A análise que formulamos revela a identificação dos elementos que compõem o significado de qualquer construção segundo a Gramática Cognitiva (especificidade, foco, proeminência e perspectiva) verificados na construção [multi + X], ressalvado que o próprio modelo reconhece que a morfologia nunca esteve no centro de sua atenção. Daí termos feito considerações acerca das relações entre morfologia e sintaxe e léxico e gramática, de modo a não invocar as dicotomias contra as quais a Linguística Cognitiva se insurge nem associar à Linguística Cognitiva a qualquer abordagem que anuncie como construcional. A análise também acompanha um movimento de recepção do conceito de heterossemia pela Linguística Cognitiva, propondo a dissociação entre gramaticalização e heterossemia, de um lado, e a reunião do herdado com o vernáculo, por outro.

Muitas questões ficam em aberto. A identificação das palavras “multidão” no século XIII e “multiplicar” no século XIV deve ser considerada como evidência de quais estão entre as que

atuam na depreensão da construção [multi + X]. Que outras atuaram no português como língua em formação? Que outras atuam em cada variedade do português? Que outras atuam em cada falante de cada variedade do português?
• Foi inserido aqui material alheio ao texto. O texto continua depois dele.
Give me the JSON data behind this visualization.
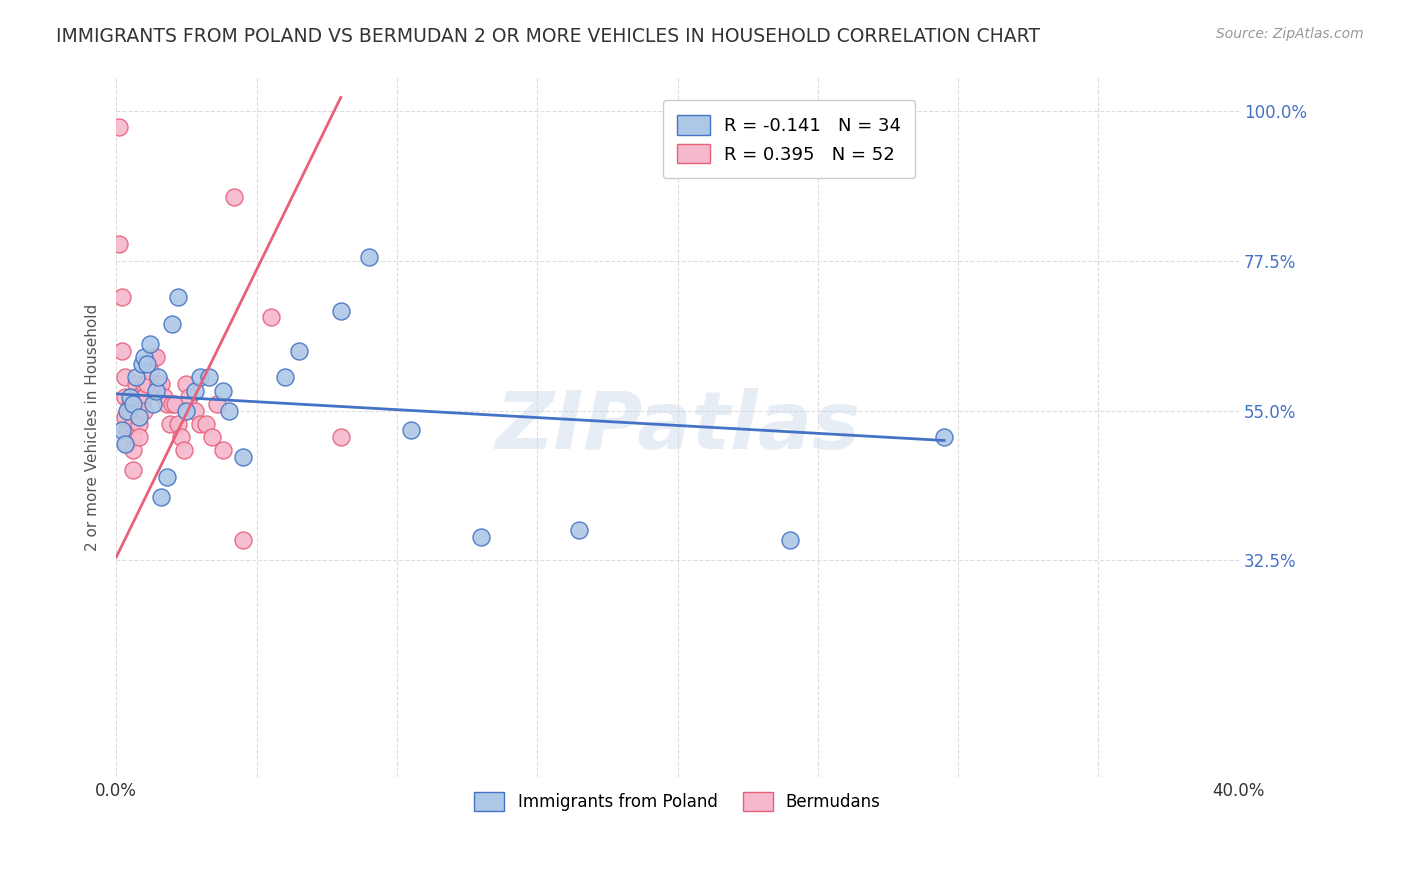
{
  "title": "IMMIGRANTS FROM POLAND VS BERMUDAN 2 OR MORE VEHICLES IN HOUSEHOLD CORRELATION CHART",
  "source": "Source: ZipAtlas.com",
  "ylabel": "2 or more Vehicles in Household",
  "xlim": [
    0.0,
    0.4
  ],
  "ylim": [
    0.0,
    1.05
  ],
  "xtick_positions": [
    0.0,
    0.05,
    0.1,
    0.15,
    0.2,
    0.25,
    0.3,
    0.35,
    0.4
  ],
  "xticklabels_show": {
    "0.0": "0.0%",
    "0.40": "40.0%"
  },
  "ytick_positions": [
    0.0,
    0.325,
    0.55,
    0.775,
    1.0
  ],
  "yticklabels": [
    "",
    "32.5%",
    "55.0%",
    "77.5%",
    "100.0%"
  ],
  "poland_color": "#adc8e6",
  "bermuda_color": "#f5b8cc",
  "poland_line_color": "#4472c4",
  "bermuda_line_color": "#e8607a",
  "watermark": "ZIPatlas",
  "legend_r_poland": "R = -0.141",
  "legend_n_poland": "N = 34",
  "legend_r_bermuda": "R = 0.395",
  "legend_n_bermuda": "N = 52",
  "poland_scatter_x": [
    0.002,
    0.003,
    0.004,
    0.005,
    0.006,
    0.007,
    0.008,
    0.009,
    0.01,
    0.011,
    0.012,
    0.013,
    0.014,
    0.015,
    0.016,
    0.018,
    0.02,
    0.022,
    0.025,
    0.028,
    0.03,
    0.033,
    0.038,
    0.04,
    0.045,
    0.06,
    0.065,
    0.08,
    0.09,
    0.105,
    0.13,
    0.165,
    0.24,
    0.295
  ],
  "poland_scatter_y": [
    0.52,
    0.5,
    0.55,
    0.57,
    0.56,
    0.6,
    0.54,
    0.62,
    0.63,
    0.62,
    0.65,
    0.56,
    0.58,
    0.6,
    0.42,
    0.45,
    0.68,
    0.72,
    0.55,
    0.58,
    0.6,
    0.6,
    0.58,
    0.55,
    0.48,
    0.6,
    0.64,
    0.7,
    0.78,
    0.52,
    0.36,
    0.37,
    0.355,
    0.51
  ],
  "bermuda_scatter_x": [
    0.001,
    0.001,
    0.002,
    0.002,
    0.003,
    0.003,
    0.003,
    0.004,
    0.004,
    0.005,
    0.005,
    0.005,
    0.006,
    0.006,
    0.006,
    0.006,
    0.007,
    0.007,
    0.007,
    0.008,
    0.008,
    0.008,
    0.009,
    0.01,
    0.01,
    0.01,
    0.011,
    0.012,
    0.013,
    0.014,
    0.015,
    0.016,
    0.017,
    0.018,
    0.019,
    0.02,
    0.021,
    0.022,
    0.023,
    0.024,
    0.025,
    0.026,
    0.028,
    0.03,
    0.032,
    0.034,
    0.036,
    0.038,
    0.042,
    0.045,
    0.055,
    0.08
  ],
  "bermuda_scatter_y": [
    0.975,
    0.8,
    0.72,
    0.64,
    0.6,
    0.57,
    0.54,
    0.52,
    0.5,
    0.56,
    0.55,
    0.52,
    0.53,
    0.51,
    0.49,
    0.46,
    0.59,
    0.57,
    0.55,
    0.56,
    0.53,
    0.51,
    0.56,
    0.59,
    0.57,
    0.55,
    0.59,
    0.61,
    0.63,
    0.63,
    0.59,
    0.59,
    0.57,
    0.56,
    0.53,
    0.56,
    0.56,
    0.53,
    0.51,
    0.49,
    0.59,
    0.57,
    0.55,
    0.53,
    0.53,
    0.51,
    0.56,
    0.49,
    0.87,
    0.355,
    0.69,
    0.51
  ],
  "poland_trend_x": [
    0.0,
    0.295
  ],
  "poland_trend_y": [
    0.575,
    0.505
  ],
  "bermuda_trend_x": [
    0.0,
    0.08
  ],
  "bermuda_trend_y": [
    0.33,
    1.02
  ],
  "background_color": "#ffffff",
  "grid_color": "#dddddd",
  "title_color": "#333333",
  "axis_label_color": "#555555",
  "right_tick_color": "#4472c4"
}
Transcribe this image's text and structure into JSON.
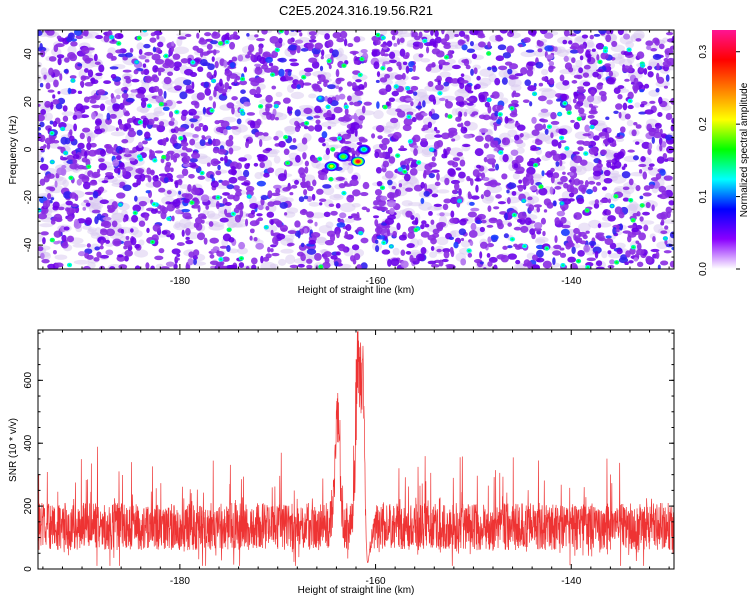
{
  "title": "C2E5.2024.316.19.56.R21",
  "chart_data": [
    {
      "type": "heatmap",
      "title": "C2E5.2024.316.19.56.R21",
      "xlabel": "Height of straight line (km)",
      "ylabel": "Frequency (Hz)",
      "xlim": [
        -194.5,
        -129.5
      ],
      "ylim": [
        -50,
        50
      ],
      "xticks": [
        -180,
        -160,
        -140
      ],
      "xtick_labels": [
        "-180",
        "-160",
        "-140"
      ],
      "yticks": [
        -40,
        -20,
        0,
        20,
        40
      ],
      "ytick_labels": [
        "-40",
        "-20",
        "0",
        "20",
        "40"
      ],
      "colorbar": {
        "label": "Normalized spectral amplitude",
        "range": [
          0,
          0.33
        ],
        "ticks": [
          0,
          0.1,
          0.2,
          0.3
        ],
        "tick_labels": [
          "0.0",
          "0.1",
          "0.2",
          "0.3"
        ],
        "colormap": [
          "#ffffff",
          "#8a00ff",
          "#0000ff",
          "#00ffff",
          "#00ff00",
          "#ffff00",
          "#ff8000",
          "#ff0000",
          "#ff1493"
        ]
      },
      "features": {
        "low_amplitude_band_x": -160.5,
        "peaks": [
          {
            "x": -161.8,
            "y": -5,
            "value": 0.3
          },
          {
            "x": -164.5,
            "y": -7,
            "value": 0.2
          },
          {
            "x": -163.3,
            "y": -3,
            "value": 0.18
          },
          {
            "x": -161.2,
            "y": 0,
            "value": 0.15
          }
        ]
      },
      "grid": false
    },
    {
      "type": "line",
      "xlabel": "Height of straight line (km)",
      "ylabel": "SNR (10 * v/v)",
      "xlim": [
        -194.5,
        -129.5
      ],
      "ylim": [
        0,
        760
      ],
      "xticks": [
        -180,
        -160,
        -140
      ],
      "xtick_labels": [
        "-180",
        "-160",
        "-140"
      ],
      "yticks": [
        0,
        200,
        400,
        600
      ],
      "ytick_labels": [
        "0",
        "200",
        "400",
        "600"
      ],
      "color": "#ee3333",
      "baseline": 135,
      "noise_range": [
        20,
        340
      ],
      "peaks": [
        {
          "x": -163.9,
          "y": 570
        },
        {
          "x": -161.8,
          "y": 750
        },
        {
          "x": -161.2,
          "y": 730
        }
      ],
      "dip": {
        "x": -160.8,
        "y": 20
      },
      "grid": false
    }
  ]
}
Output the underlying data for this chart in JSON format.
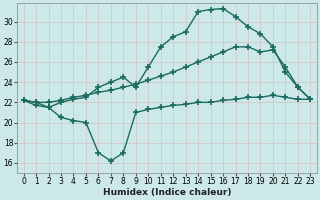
{
  "bg_color": "#cde8e8",
  "grid_color": "#b8d8d8",
  "line_color": "#1a6b60",
  "line_width": 1.0,
  "marker": "+",
  "marker_size": 4,
  "marker_ew": 1.2,
  "xlabel": "Humidex (Indice chaleur)",
  "xlabel_fontsize": 6.5,
  "tick_fontsize": 5.5,
  "xlim": [
    -0.5,
    23.5
  ],
  "ylim": [
    15.0,
    31.8
  ],
  "yticks": [
    16,
    18,
    20,
    22,
    24,
    26,
    28,
    30
  ],
  "xticks": [
    0,
    1,
    2,
    3,
    4,
    5,
    6,
    7,
    8,
    9,
    10,
    11,
    12,
    13,
    14,
    15,
    16,
    17,
    18,
    19,
    20,
    21,
    22,
    23
  ],
  "line1_x": [
    0,
    1,
    2,
    3,
    4,
    5,
    6,
    7,
    8,
    9,
    10,
    11,
    12,
    13,
    14,
    15,
    16,
    17,
    18,
    19,
    20,
    21,
    22,
    23
  ],
  "line1_y": [
    22.2,
    22.0,
    22.0,
    22.2,
    22.5,
    22.7,
    23.0,
    23.2,
    23.5,
    23.8,
    24.2,
    24.6,
    25.0,
    25.5,
    26.0,
    26.5,
    27.0,
    27.5,
    27.5,
    27.0,
    27.2,
    25.5,
    23.5,
    22.3
  ],
  "line2_x": [
    0,
    1,
    2,
    3,
    4,
    5,
    6,
    7,
    8,
    9,
    10,
    11,
    12,
    13,
    14,
    15,
    16,
    17,
    18,
    19,
    20,
    21,
    22,
    23
  ],
  "line2_y": [
    22.2,
    22.0,
    21.5,
    22.0,
    22.3,
    22.5,
    23.5,
    24.0,
    24.5,
    23.5,
    25.5,
    27.5,
    28.5,
    29.0,
    31.0,
    31.2,
    31.3,
    30.5,
    29.5,
    28.8,
    27.5,
    25.0,
    23.5,
    22.3
  ],
  "line3_x": [
    0,
    1,
    2,
    3,
    4,
    5,
    6,
    7,
    8,
    9,
    10,
    11,
    12,
    13,
    14,
    15,
    16,
    17,
    18,
    19,
    20,
    21,
    22,
    23
  ],
  "line3_y": [
    22.2,
    21.7,
    21.5,
    20.5,
    20.2,
    20.0,
    17.0,
    16.2,
    17.0,
    21.0,
    21.3,
    21.5,
    21.7,
    21.8,
    22.0,
    22.0,
    22.2,
    22.3,
    22.5,
    22.5,
    22.7,
    22.5,
    22.3,
    22.3
  ]
}
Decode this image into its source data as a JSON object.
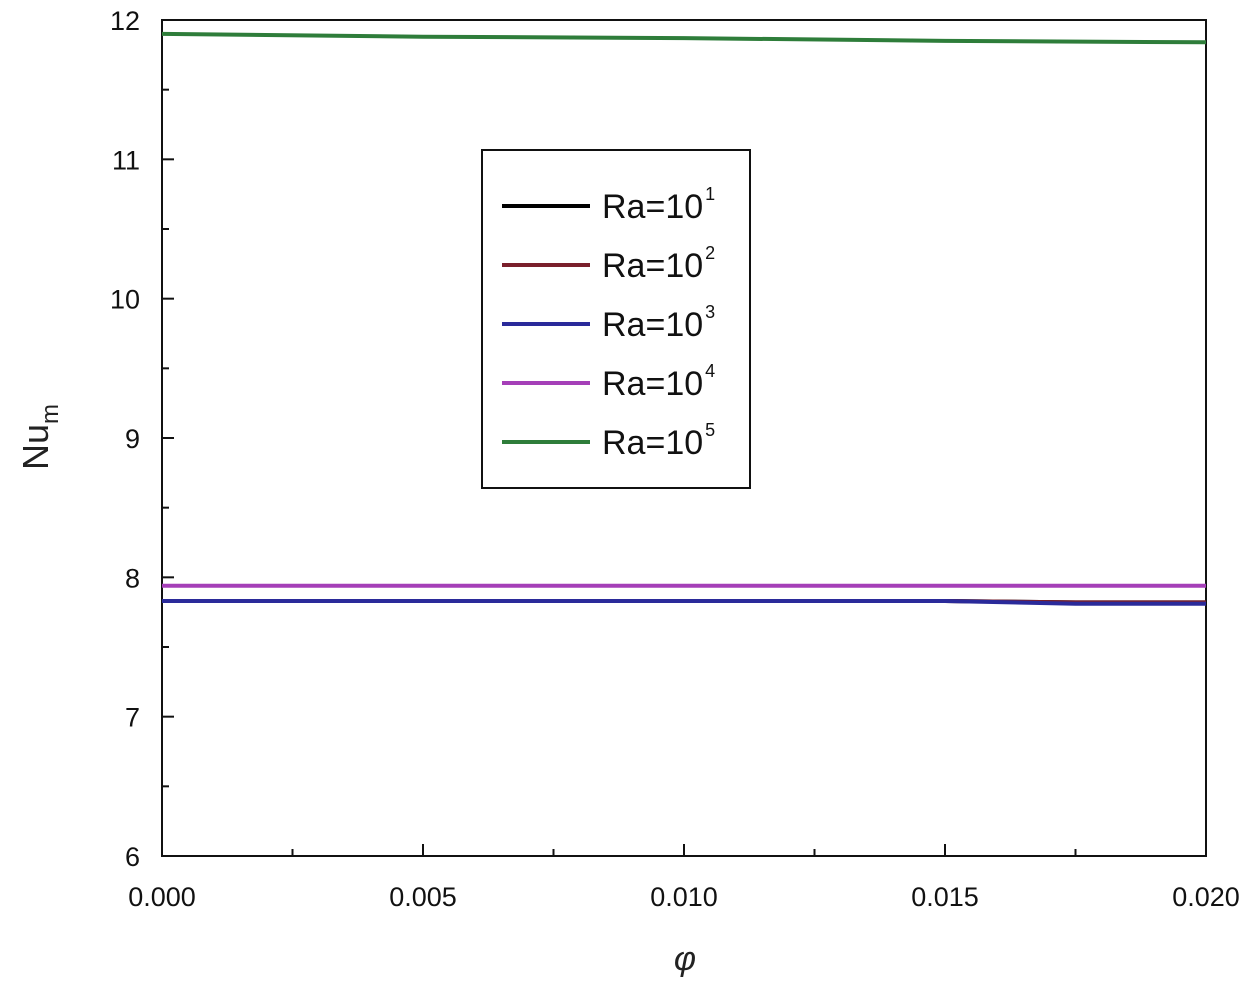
{
  "chart_data": {
    "type": "line",
    "xlabel": "φ",
    "ylabel": "Nu",
    "ylabel_sub": "m",
    "xlim": [
      0.0,
      0.02
    ],
    "ylim": [
      6,
      12
    ],
    "x_ticks": [
      "0.000",
      "0.005",
      "0.010",
      "0.015",
      "0.020"
    ],
    "y_ticks": [
      "6",
      "7",
      "8",
      "9",
      "10",
      "11",
      "12"
    ],
    "grid": false,
    "legend_position": "upper-center",
    "series": [
      {
        "name": "Ra=10",
        "sup": "1",
        "color": "#000000",
        "x": [
          0.0,
          0.005,
          0.01,
          0.015,
          0.0175,
          0.02
        ],
        "y": [
          7.83,
          7.83,
          7.83,
          7.83,
          7.82,
          7.82
        ]
      },
      {
        "name": "Ra=10",
        "sup": "2",
        "color": "#7a1f2b",
        "x": [
          0.0,
          0.005,
          0.01,
          0.015,
          0.0175,
          0.02
        ],
        "y": [
          7.83,
          7.83,
          7.83,
          7.83,
          7.82,
          7.82
        ]
      },
      {
        "name": "Ra=10",
        "sup": "3",
        "color": "#2a2a9a",
        "x": [
          0.0,
          0.005,
          0.01,
          0.015,
          0.0175,
          0.02
        ],
        "y": [
          7.83,
          7.83,
          7.83,
          7.83,
          7.81,
          7.81
        ]
      },
      {
        "name": "Ra=10",
        "sup": "4",
        "color": "#a53fb8",
        "x": [
          0.0,
          0.005,
          0.01,
          0.015,
          0.02
        ],
        "y": [
          7.94,
          7.94,
          7.94,
          7.94,
          7.94
        ]
      },
      {
        "name": "Ra=10",
        "sup": "5",
        "color": "#2e7d3a",
        "x": [
          0.0,
          0.005,
          0.01,
          0.015,
          0.02
        ],
        "y": [
          11.9,
          11.88,
          11.87,
          11.85,
          11.84
        ]
      }
    ]
  }
}
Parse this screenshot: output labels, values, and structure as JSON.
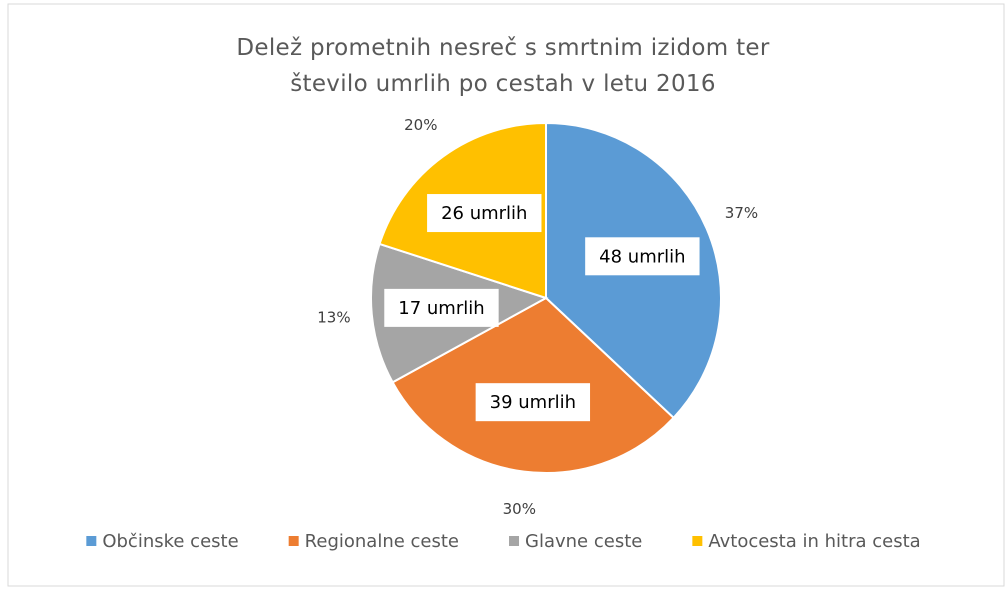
{
  "chart_data": {
    "type": "pie",
    "title": "Delež prometnih nesreč s smrtnim izidom ter število umrlih po cestah v letu 2016",
    "categories": [
      "Občinske ceste",
      "Regionalne ceste",
      "Glavne ceste",
      "Avtocesta in hitra cesta"
    ],
    "values": [
      37,
      30,
      13,
      20
    ],
    "value_labels": [
      "37%",
      "30%",
      "13%",
      "20%"
    ],
    "counts": [
      48,
      39,
      17,
      26
    ],
    "count_labels": [
      "48 umrlih",
      "39 umrlih",
      "17 umrlih",
      "26 umrlih"
    ],
    "colors": [
      "#5b9bd5",
      "#ed7d31",
      "#a5a5a5",
      "#ffc000"
    ],
    "legend": "bottom"
  }
}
A permanência de “multidão” e “multiplicar” no português brasileiro nos leva à hipótese de que tais palavras (com analisabilidade e composicionalidade reduzidas pela condição de herdadas) estão entre as que atuam na esquematização em cada falante que adquire esta variedade, não que apenas elas o façam. Análises por século, a partir de diferentes fontes, poderiam ampliar o alcance da hipótese. Nesta dissertação, entendemos ter demonstrado o uso criativo por meio de dados contemporâneos – sejam eles mais presentes na escrita, em geral, ou num gênero textual, em particular, sejam eles mais presente na fala – assim como cuidamos de distinguir entre a pertinência dos dados à hipótese do uso criativo e a especificidade de tais dados ante a generalidade do significado construcional, aqui tomado por objeto.